The Expedia app on a smartphone arranged in Hastings-on-Hudson, New York, US, on Monday, July 31, 2023. Expedia Group Inc. is scheduled to release earnings figures on August 3. (Tiffany Hagler-Geard/Bloomberg)

(Bloomberg) -- Expedia Group Inc. posted better-than-expected second-quarter results while warning of “softening” travel demand in the current quarter, leading it to adjust its expectations for the rest of the year.

Gross bookings across Expedia’s platforms, which include flight reservations, hotel stays, car rentals activities and vacation rentals, increased 6 per cent to US$28.8 billion in the three months ended June 30, the company said Thursday in a statement. Wall Street was expecting $28.6 billion, according to data compiled by Bloomberg.

In particular, the company signaled the vacation rental business returned to modest growth in the second quarter after decelerating the past few periods, which had weighed on Expedia’s results.

Room nights booked — a key metric in the travel industry — jumped 10 per cent to 98.9 million, exceeding estimates for 96.1 million nights. Second-quarter revenue increased 6 per cent to $3.56 billion, ahead of analysts’ average estimate of $3.53 billion.

The shares initially fell 3 per cent in extended trading before rallying and gaining more than 6 per cent while executives spoke about the results and outlook on a conference call. The stock earlier closed at $117.97 in New York and has dropped 22 per cent this year.

The warning is the latest evidence of slowing travel demand, which has been cited by a chorus of executives from companies including Airbnb Inc. and Booking Holdings Inc. Investors have been watching closely for signs of revived growth, especially because travel spending is sometimes seen as a bellwether for consumer confidence more broadly. Airbnb shares plunged the most in two years after the company projected its slowest growth since 2020, noting that more US travelers seemed hesitant to book trips months in advance.
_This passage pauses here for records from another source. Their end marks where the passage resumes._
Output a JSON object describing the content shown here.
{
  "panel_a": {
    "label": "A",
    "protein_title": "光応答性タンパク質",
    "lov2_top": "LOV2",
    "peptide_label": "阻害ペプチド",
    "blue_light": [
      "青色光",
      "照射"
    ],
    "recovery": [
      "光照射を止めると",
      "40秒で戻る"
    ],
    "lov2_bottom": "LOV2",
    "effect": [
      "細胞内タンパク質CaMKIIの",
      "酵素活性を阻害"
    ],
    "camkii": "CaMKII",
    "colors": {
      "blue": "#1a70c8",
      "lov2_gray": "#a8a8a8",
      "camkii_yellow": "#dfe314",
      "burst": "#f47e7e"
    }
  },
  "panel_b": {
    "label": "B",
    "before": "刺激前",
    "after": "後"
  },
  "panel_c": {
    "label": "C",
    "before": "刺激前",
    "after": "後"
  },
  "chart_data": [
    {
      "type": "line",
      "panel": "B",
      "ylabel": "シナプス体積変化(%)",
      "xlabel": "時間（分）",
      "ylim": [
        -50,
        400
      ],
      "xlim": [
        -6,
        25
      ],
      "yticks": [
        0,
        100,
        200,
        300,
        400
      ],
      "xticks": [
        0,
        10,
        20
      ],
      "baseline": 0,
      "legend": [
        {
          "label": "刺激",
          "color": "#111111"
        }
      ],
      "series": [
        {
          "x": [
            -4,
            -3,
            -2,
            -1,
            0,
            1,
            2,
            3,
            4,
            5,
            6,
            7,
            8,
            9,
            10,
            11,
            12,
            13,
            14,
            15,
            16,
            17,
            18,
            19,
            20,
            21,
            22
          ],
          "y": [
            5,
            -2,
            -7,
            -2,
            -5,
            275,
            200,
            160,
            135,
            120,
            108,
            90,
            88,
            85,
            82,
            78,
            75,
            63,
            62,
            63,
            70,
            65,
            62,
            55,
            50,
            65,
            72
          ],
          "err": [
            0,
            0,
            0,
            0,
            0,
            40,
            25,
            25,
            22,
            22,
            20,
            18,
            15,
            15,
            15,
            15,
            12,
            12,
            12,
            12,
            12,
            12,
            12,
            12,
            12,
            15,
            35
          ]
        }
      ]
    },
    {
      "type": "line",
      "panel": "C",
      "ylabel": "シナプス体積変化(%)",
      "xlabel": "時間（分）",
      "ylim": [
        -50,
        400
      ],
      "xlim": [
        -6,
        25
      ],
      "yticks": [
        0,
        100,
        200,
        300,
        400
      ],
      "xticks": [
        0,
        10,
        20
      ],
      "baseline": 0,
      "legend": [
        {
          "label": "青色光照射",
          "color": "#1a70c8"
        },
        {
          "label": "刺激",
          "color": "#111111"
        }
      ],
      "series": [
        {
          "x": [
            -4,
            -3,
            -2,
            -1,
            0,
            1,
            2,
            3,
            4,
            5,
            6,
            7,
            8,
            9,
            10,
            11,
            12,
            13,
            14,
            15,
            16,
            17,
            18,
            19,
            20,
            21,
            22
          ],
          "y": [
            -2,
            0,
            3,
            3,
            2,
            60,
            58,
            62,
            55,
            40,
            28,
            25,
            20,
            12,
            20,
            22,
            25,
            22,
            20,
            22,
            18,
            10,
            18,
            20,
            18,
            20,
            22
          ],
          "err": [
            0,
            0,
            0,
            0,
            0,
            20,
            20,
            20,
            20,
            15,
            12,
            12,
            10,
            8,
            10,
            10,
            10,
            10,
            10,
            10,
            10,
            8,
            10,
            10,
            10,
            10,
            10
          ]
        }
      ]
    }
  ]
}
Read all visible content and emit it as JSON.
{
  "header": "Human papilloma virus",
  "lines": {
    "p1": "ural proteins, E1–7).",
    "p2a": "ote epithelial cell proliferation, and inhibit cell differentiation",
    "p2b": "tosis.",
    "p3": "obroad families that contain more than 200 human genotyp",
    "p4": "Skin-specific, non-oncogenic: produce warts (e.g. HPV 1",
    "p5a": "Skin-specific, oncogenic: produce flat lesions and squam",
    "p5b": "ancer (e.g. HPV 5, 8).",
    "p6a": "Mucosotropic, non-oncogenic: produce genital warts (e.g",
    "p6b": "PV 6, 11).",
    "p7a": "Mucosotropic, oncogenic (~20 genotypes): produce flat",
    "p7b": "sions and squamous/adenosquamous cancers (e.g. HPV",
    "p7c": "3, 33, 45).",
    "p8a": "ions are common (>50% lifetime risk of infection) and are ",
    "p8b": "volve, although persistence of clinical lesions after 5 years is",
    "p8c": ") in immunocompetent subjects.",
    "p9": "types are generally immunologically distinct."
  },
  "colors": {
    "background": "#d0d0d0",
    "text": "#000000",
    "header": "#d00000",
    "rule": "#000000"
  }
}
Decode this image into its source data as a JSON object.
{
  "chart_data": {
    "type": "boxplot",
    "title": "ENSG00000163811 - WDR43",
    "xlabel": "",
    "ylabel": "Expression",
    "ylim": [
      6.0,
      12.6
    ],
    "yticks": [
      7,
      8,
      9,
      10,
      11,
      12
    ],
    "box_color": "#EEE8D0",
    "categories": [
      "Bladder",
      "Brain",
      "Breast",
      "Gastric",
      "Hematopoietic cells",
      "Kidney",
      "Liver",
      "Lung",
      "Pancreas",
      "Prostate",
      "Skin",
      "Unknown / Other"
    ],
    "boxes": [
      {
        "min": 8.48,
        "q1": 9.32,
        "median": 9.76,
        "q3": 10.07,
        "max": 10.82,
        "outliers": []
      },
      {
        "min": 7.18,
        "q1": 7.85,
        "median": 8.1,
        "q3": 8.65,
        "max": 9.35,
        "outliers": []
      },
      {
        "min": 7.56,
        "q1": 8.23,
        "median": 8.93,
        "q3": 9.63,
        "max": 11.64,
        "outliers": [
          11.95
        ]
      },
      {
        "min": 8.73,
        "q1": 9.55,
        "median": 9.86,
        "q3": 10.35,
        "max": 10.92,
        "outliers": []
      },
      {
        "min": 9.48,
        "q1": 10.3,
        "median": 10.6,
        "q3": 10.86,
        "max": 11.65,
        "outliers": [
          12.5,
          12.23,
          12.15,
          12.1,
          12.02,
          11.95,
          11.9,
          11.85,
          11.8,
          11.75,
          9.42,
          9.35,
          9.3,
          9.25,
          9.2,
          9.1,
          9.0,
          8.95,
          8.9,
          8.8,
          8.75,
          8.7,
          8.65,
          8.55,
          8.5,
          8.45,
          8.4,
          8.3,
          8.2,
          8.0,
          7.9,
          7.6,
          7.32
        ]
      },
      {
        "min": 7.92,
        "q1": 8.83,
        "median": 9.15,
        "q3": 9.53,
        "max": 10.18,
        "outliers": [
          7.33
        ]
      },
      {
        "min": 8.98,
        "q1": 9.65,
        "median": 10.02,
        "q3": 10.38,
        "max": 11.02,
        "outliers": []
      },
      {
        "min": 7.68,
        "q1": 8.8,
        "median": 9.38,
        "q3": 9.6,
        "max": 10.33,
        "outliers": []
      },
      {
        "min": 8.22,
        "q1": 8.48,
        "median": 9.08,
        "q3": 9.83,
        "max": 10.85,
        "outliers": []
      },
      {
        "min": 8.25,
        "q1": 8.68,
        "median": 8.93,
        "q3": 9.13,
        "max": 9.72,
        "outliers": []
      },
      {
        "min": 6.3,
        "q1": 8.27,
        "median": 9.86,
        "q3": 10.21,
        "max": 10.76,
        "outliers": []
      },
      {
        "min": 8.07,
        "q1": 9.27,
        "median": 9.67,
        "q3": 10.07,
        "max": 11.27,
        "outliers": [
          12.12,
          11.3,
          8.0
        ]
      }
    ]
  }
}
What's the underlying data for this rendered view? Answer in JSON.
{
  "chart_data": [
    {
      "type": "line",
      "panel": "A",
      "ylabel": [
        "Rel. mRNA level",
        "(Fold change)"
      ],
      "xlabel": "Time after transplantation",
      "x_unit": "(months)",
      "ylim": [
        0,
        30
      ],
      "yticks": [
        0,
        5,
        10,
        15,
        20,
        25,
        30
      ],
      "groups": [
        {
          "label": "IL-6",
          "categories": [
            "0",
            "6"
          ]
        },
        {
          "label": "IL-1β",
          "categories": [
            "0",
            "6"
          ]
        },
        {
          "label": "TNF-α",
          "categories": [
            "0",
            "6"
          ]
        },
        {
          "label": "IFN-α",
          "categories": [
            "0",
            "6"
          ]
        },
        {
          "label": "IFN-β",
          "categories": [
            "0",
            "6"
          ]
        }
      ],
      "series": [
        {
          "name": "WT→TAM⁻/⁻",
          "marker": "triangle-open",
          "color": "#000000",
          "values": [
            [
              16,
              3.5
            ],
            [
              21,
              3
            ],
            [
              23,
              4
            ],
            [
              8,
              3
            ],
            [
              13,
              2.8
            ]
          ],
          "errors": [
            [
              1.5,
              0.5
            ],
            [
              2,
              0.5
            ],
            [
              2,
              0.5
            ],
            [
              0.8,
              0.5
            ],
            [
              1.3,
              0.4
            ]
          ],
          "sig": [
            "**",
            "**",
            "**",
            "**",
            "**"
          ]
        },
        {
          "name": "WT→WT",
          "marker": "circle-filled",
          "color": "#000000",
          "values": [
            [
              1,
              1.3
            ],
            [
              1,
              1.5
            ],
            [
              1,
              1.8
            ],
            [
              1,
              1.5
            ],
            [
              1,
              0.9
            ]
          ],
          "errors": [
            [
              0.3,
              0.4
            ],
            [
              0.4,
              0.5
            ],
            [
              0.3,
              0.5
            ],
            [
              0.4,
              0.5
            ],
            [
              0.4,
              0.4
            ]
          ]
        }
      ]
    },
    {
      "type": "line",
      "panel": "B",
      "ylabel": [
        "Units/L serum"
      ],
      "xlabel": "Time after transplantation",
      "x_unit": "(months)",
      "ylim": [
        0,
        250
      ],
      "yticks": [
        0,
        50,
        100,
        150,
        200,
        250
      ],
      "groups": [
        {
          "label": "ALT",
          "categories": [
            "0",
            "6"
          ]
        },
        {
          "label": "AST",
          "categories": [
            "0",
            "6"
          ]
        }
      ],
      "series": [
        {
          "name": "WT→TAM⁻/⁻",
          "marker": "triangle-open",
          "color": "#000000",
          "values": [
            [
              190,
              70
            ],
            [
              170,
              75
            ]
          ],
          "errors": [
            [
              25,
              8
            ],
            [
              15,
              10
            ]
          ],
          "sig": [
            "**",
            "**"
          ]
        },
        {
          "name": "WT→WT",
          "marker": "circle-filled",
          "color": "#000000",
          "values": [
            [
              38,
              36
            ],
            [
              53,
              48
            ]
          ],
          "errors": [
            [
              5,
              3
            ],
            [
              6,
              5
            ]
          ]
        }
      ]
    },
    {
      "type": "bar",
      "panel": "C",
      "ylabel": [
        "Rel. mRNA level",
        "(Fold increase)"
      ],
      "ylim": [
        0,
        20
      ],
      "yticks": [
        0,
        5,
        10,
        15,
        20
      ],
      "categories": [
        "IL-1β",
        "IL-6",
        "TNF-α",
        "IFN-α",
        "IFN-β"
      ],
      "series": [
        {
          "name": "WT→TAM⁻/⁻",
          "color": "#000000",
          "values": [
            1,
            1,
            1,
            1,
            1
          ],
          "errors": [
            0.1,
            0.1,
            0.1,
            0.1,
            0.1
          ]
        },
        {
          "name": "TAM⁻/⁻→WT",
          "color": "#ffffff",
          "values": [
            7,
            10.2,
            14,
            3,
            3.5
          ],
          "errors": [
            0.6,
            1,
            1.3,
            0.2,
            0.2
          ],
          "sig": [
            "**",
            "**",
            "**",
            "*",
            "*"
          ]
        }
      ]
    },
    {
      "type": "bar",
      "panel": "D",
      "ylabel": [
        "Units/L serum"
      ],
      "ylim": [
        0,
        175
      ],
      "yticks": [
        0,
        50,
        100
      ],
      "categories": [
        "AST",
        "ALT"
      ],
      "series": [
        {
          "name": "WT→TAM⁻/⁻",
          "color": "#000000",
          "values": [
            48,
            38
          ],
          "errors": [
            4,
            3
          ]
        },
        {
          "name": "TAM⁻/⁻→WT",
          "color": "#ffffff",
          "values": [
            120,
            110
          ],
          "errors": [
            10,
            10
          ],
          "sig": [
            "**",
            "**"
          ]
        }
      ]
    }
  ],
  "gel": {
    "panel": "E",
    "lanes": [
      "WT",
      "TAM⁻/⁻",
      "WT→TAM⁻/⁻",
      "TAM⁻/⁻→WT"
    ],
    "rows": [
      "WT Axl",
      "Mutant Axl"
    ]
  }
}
As a result of that tapering demand, Expedia is cutting its full-year gross bookings growth forecast to the low end of its previous guidance range to 4 per cent, Chief Financial Officer Julie Whalen said on a call with investors, while forecasting 6 per cent growth in annual revenue. She also expects third-quarter gross bookings and revenue to increase in the range of 3 per cent to 5 per cent compared with a year ago.

“In July, we have seen a more challenging macro environment and a softening in travel demand. We are therefore adjusting our expectations for the rest of the year,” Chief Executive Officer Ariane Gorin said in the statement.

This is the second time the company has cut its full-year guidance this year on softer-than-expected demand. It had reduced guidance in May to mid- to high single-digit growth.

Booking, which does more business in Europe than some of its peers, also gave disappointing guidance, citing mild moderation in the region. It also observed that US consumers were trading down for lower-star hotels or shorter trips, while cheaper flight prices also weighed on the company’s results.

Seattle-based Expedia may serve as a health indicator for the broader US travel market, which has seen a leveling-off in growth after an initial post-pandemic travel boom. The company has more domestic exposure than its peers, making it more sensitive to shifting travel patterns of Americans considering urban or international trips over more domestic coastal or resort locations, where most of the vacation rentals from its Vrbo business are located.

The company’s second-quarter revenue gains were almost entirely driven by 22 per cent growth in Expedia’s enterprise business-to-business segment, which makes up nearly 30 per cent of total revenue. Meanwhile, consumer business revenue gained only 0.7 per cent. Gorin said on the earnings call that she expects the normalization of gains by the B2B business going forward after four straight quarters of more than 20 per cent growth.